''O governo FHC está isolado''
PUBLICAÇÃO
domingo, 17 de junho de 2001
Érika PelegrinoDe Londrina 
O termômetro das mudanças que estão ocorrendo no Brasil não é a renúncia dos senadores Antonio Carlos Magalhães (PFL-BA) e José Roberto Arruda (sem partido-DF) para evitar a cassação, depois da polêmica gerada com a violação do painel eletrônico do Senado; ou os inúmeros escândalos de corrupção envolvendo políticos do Brasil todo que têm sido noticiados aos borbotões pela imprensa.
Pelo menos não, na avaliação do jornalista José Arbex Jr. Segundo ele os escândalos, que dão a impressão de que o país não tolera mais a corrupção política, são consequência da decomposição do governo Fernando Henrique Cardoso, que não tem mais como atender seus interesses. A grande imprensa, na opinião do jornalista, faz o jogo destas oligarquias, mas é na sua contradição de ter que mostrar determinados fatos para não perder sua credibilidade, que ela acaba noticiando o que normalmente ocultaria.
Para o jornalista, as mudanças estão acontecendo num sentido muito mais profundo, estão ocorrendo porque existe uma parcela pobre da população que está disposta a criar movimentos de mudança nacional. Mas nada disto pode ser visto nas imagens das grandes emissoras de televisão ou nas páginas dos grandes jornais do país.
A grande imprensa, segundo ele, por ser sustentada pelas corporações nacionais, oculta o que realmente acontece no país e constrói a notícia de acordo com interesses políticos e econômicos. Arbex fala com a autoridade de quem teve uma trajetória de sucesso na grande imprensa, abandonou tudo para seguir outros caminhos e, mesmo fazendo duras críticas, conseguiu o respeito dos veículos de comunicação que o convidam para escrever artigos, fazer séries, como a sobre A Guerra Fria exibida em 14 episódios pela TV Cultura, e outros.
A seguir trechos da entrevista concedida à Folha
Folha O senhor trabalhou nove anos na Folha de S.Paulo e depois em outros veículos de comunicação. Por que deixou a grande imprensa?
Arbex Eu desenvolvi um tipo de preocupação com relação à participação política, que eu acho que todo intelectual deve ter, em relação aos movimentos populares que acaba sendo contraditória com o trabalho na grande imprensa. À medida que você participa de fato das atividades políticas dos movimentos populares você acaba se chocando com uma estrutura das grandes corporações nacionais que sustentam a grande imprensa, que faz parte desta estrutura repressiva e autoritária que é o Estado brasileiro. Então, no meu caso específico, achei que eu estava caindo num beco sem saída, porque eu queria expressar idéias que no fundo se chocavam com a própria estrutura do jornal em que eu trabalhava.

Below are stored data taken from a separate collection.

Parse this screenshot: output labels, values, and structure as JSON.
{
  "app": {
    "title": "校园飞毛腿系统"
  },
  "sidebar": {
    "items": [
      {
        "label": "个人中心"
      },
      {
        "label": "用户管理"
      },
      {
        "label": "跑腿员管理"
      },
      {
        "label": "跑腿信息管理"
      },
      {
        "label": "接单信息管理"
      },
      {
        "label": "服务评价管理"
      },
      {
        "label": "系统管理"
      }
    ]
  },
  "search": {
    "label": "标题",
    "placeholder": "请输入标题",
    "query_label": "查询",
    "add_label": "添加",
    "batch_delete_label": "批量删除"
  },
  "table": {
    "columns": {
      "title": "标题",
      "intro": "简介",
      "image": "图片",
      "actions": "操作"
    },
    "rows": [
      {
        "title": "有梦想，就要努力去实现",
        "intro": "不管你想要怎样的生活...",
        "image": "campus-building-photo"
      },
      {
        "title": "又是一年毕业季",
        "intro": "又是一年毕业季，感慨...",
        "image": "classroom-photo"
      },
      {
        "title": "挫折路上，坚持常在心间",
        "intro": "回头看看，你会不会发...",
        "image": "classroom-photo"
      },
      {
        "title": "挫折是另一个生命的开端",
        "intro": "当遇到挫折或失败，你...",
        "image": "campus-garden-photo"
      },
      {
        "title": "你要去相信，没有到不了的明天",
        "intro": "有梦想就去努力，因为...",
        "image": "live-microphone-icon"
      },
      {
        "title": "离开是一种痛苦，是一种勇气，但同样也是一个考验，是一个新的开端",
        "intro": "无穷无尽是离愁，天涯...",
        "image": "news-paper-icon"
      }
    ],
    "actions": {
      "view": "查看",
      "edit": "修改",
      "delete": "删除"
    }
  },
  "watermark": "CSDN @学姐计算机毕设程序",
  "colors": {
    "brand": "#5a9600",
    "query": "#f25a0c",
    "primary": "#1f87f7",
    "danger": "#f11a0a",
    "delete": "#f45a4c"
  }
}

Folha O senhor acha que não é possível trabalhar na grande imprensa?
Arbex Eu estava falando do meu caso. Isto não significa que eu ache que não tem espaço na grande imprensa. Eu acho que tem. Existem jornalistas importantes que tem um espaço próprio e é importante que eles continuem na grande imprensa. Por exemplo, um sujeito como o Jânio de Freitas.
Folha O senhor faz críticas contundentes à grande imprensa...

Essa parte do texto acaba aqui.